Privatized housing works for both the institution and developer as long as everyone’s needs are clear. Here is a list of dos and don’ts to help navigate the way.
Don’t assume the project costs nothing. Much like the free lunch, free housing doesn’t really exist. “Privatized housing affects your debt capacity,” explains Florence Mayne, assistant to the executive vice chancellor for Business Affairs for the University of Texas. “The assumption is the school will not allow the facility to fail.” Chuck Fuller, assistant vice president for Business Services at the University of North Texas in Denton, agrees. “It’s on our property, so the bonding agencies presume it’s ours,” he says.
Do understand the difference between your goals and the developer’s. “Universities are, by nature, a long-term interest that puts the students first,” says Jim Wilson, executive director of Real Estate for the University of Texas. “Developers, on the other hand, tend to be more interested in building, selling and getting out quickly.” These two approaches can cause maintenance friction. “When something goes wrong in one of our buildings, we have a 24-hour crew to take care of it,” says Fuller. “Can I expect the same with a private developer and manager?”
Major repairs also come under question. “If the lease is up in a few years and the roof needs replacing, are we going to get stuck with it?” asks Wilson.
“It comes down to accounting,” explains Fuller. “We budget for a year, and that number doesn’t change, no matter the cash flow. Developers tend to look at what’s in the bank when making decisions.”
Do create a feasibility study. Because of the above two points, the University of Texas, which has privatized buildings on four campuses, but hasn’t allowed any new projects since 1999, created an official policy that can be viewed at www.utsystem.edu/reo.
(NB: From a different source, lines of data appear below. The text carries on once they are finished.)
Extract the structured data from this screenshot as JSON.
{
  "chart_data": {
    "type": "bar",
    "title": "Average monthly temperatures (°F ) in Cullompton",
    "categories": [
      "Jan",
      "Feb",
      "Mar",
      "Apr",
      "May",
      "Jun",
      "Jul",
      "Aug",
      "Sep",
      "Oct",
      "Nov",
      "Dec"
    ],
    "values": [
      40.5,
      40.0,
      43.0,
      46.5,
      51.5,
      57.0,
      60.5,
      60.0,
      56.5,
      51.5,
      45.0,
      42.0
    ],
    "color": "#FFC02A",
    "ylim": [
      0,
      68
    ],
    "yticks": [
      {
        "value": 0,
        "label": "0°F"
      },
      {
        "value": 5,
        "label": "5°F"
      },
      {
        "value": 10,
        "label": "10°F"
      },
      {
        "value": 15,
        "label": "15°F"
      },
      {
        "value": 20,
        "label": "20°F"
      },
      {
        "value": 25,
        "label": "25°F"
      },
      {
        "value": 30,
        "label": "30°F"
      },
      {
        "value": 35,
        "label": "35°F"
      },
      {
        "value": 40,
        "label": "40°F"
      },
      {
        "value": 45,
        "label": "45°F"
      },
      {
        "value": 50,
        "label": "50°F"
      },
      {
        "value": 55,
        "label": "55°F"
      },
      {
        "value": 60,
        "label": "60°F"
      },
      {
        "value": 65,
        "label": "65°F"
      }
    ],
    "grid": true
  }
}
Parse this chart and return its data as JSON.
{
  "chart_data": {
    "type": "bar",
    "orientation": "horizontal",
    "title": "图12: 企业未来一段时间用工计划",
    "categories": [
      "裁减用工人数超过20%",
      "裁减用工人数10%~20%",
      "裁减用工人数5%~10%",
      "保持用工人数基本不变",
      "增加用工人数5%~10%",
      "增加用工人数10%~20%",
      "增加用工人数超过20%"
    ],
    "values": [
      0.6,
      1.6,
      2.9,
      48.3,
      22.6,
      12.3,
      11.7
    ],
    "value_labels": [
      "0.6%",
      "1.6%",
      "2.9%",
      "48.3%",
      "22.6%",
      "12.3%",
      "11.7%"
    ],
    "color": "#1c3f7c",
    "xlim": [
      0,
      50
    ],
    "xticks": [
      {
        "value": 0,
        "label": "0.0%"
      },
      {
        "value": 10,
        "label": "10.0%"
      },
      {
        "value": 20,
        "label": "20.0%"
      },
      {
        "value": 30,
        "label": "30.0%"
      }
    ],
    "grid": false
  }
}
This policy demands certain criteria be met before allowing a developer to build on school land.
“In the end, if it is deemed that housing is needed, it will usually be cheaper for us to build it ourselves,” says Wilson. “With school services like legal, financial and real estate at our fingertips, along with low rates and good delivery methods, it just makes sense.” Not only does the school have total control, students will get a break as well. “The developer may pay from .5 percent to 1 percent more in interest than we would,” says Fuller. “That usually translates into higher rent.”
Don’t treat every relationship the same. “There is no cookie cutter when it comes to these ventures,” says Fuller. “You can have a cooperative plan where the developer builds but the school participates on the specs or a situation where the developer builds on his own land but wants the tax exemption status so he comes to you after the fact. In each case, you have to consider how the project affects the university and the students.”
Fuller feels that the partnership of private housing on school property is falling out of favor. However, he presently has two developers building on their own land in town. In one case, the developer came to him early in the process for input.
“We are working with this developer on points like the building’s aesthetics and whether or not he can use our logos and tie into our transportation system.” Since the University of North Texas in Denton is a large music school, the developer asked Fuller if students want practice rooms. “I told him we don’t need practice rooms but a small performance venue would be nice. We may also deliver high-speed data lines so students can have the service they are accustomed to.”
Do put the student first. Perhaps the biggest sticking point is creating the sense of community and enforcing the codes of conduct that students and their parents expect. “Can we install a resident assistant in the building who knows everyone and can deal with problems in a sanctioned way, or will a private manager just tape a note to someone’s door?” asks Fuller. “We see housing as instrumental to our programming, not just a place to sleep. We need some level of control.”
Winkler agrees. “If there is an alcohol violation, for instance, at another property, the manager may not know and may not care,” she says. “That will not do in student housing.”
Don’t forget the developer. For a developer and management company that hasn’t dealt with student issues before, the culture shock can be immense. “There is so much potential for problems that would throw an average manager,” says Winkler. “For instance, students often room with strangers, which can be touchy. Populations are diverse, as students come from around the world. And in what other market would 300 units go vacant at the same time?”
Winkler strongly suggests finding a manager who thinks out of the box and then maintaining constant communication with him. “I am on the phone with the managers up to four times a day talking about student policy or procedure.”
To protect the management, UT Dallas requires a Certificate of Eligibility. Students have to be enrolled, maintain grades and stay out of trouble to earn it. Housing can’t lease to anyone without it. If the student leaves, the burden is on him to fill the empty space or pay out the lease.
“It makes management’s life a bit easier,” says Winkler. “And it gives us the control we need.”